In a recent report, Roddie et al. have demonstrated superior ORR and survival rates for patients receiving bRT, although statistical significance was not reached (Roddie et al. 2023). The study also revealed that a response to bridging therapy corresponds to a 42% risk reduction in progression or death following CAR-T therapy. Additionally, the authors observed that, particularly for tisa-cel, the addition of the antibody–drug conjugate polatuzumab exhibited twofold effectiveness compared to other chemotherapy-based regimens (Roddie et al. 2023). These findings support the approach of combining bRT with the administration of polatuzumab as implemented in 5 patients in the present study. While data on concurrent treatment with RT and the antibody–drug conjugate polatuzumab is scarce, it can be hypothesized that synergistic effects, particularly concerning cell arrest within the G2/M phase, may contribute to lymphoma cell death (Perrone et al. 2023). Another important observation was the well-tolerated treatment with concurrent polatuzumab and RT.
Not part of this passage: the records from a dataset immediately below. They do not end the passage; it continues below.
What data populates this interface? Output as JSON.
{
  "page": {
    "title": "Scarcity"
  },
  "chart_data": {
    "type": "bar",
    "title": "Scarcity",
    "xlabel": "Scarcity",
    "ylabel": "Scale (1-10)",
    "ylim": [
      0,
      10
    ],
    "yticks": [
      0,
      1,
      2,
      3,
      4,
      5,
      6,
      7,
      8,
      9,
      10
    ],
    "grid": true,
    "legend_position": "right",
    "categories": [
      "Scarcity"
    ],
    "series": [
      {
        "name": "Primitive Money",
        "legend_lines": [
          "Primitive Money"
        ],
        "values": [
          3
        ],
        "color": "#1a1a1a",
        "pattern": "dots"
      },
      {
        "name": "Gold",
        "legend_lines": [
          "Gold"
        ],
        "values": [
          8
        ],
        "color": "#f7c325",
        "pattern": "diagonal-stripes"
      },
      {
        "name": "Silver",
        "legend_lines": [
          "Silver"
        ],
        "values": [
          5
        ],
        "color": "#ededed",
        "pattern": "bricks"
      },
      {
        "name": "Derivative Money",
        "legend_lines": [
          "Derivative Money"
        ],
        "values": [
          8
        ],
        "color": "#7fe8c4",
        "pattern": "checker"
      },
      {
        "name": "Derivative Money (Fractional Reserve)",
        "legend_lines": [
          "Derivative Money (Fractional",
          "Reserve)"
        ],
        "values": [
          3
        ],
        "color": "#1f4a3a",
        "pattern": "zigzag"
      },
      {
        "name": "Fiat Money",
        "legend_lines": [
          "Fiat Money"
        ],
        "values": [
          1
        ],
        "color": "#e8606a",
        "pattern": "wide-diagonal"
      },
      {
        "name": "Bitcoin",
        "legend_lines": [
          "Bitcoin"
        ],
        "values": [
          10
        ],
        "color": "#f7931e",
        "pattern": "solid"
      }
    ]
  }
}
The primary limitation of our study lies in its small sample size. Nevertheless, given the homogeneous patient cohort in terms of disease entity and CAR-T product applied, important conclusions can be drawn. Although the patient cohort was not selected, as evidenced by the patient characteristics, the results were highly favorable which strengthens the argument that an effective bridging therapy in different types of patients is a key factor for long-term survival. The selection of bridging therapy should be approached judiciously, considering the efficacy and toxicity of prior treatment regimens. A potential strategy may involve contemplating bRT, potentially in combination with antibody- and/or immunotherapy (e.g. polatuzumab), especially for patients with localized disease and those with pre-existing risk factors such as chemorefratoriness, bulky disease, and extranodal involvement. Larger prospective studies are required to adequately evaluate the impact of bRT and potentially a combination of radiation and immunotherapy as a bridging modality before CAR-T infusion. Furthermore, systematically designed clinical trials are warranted to address questions regarding the localization, optimal dosage, and timing of bRT (Hovhannisyan et al. 2023).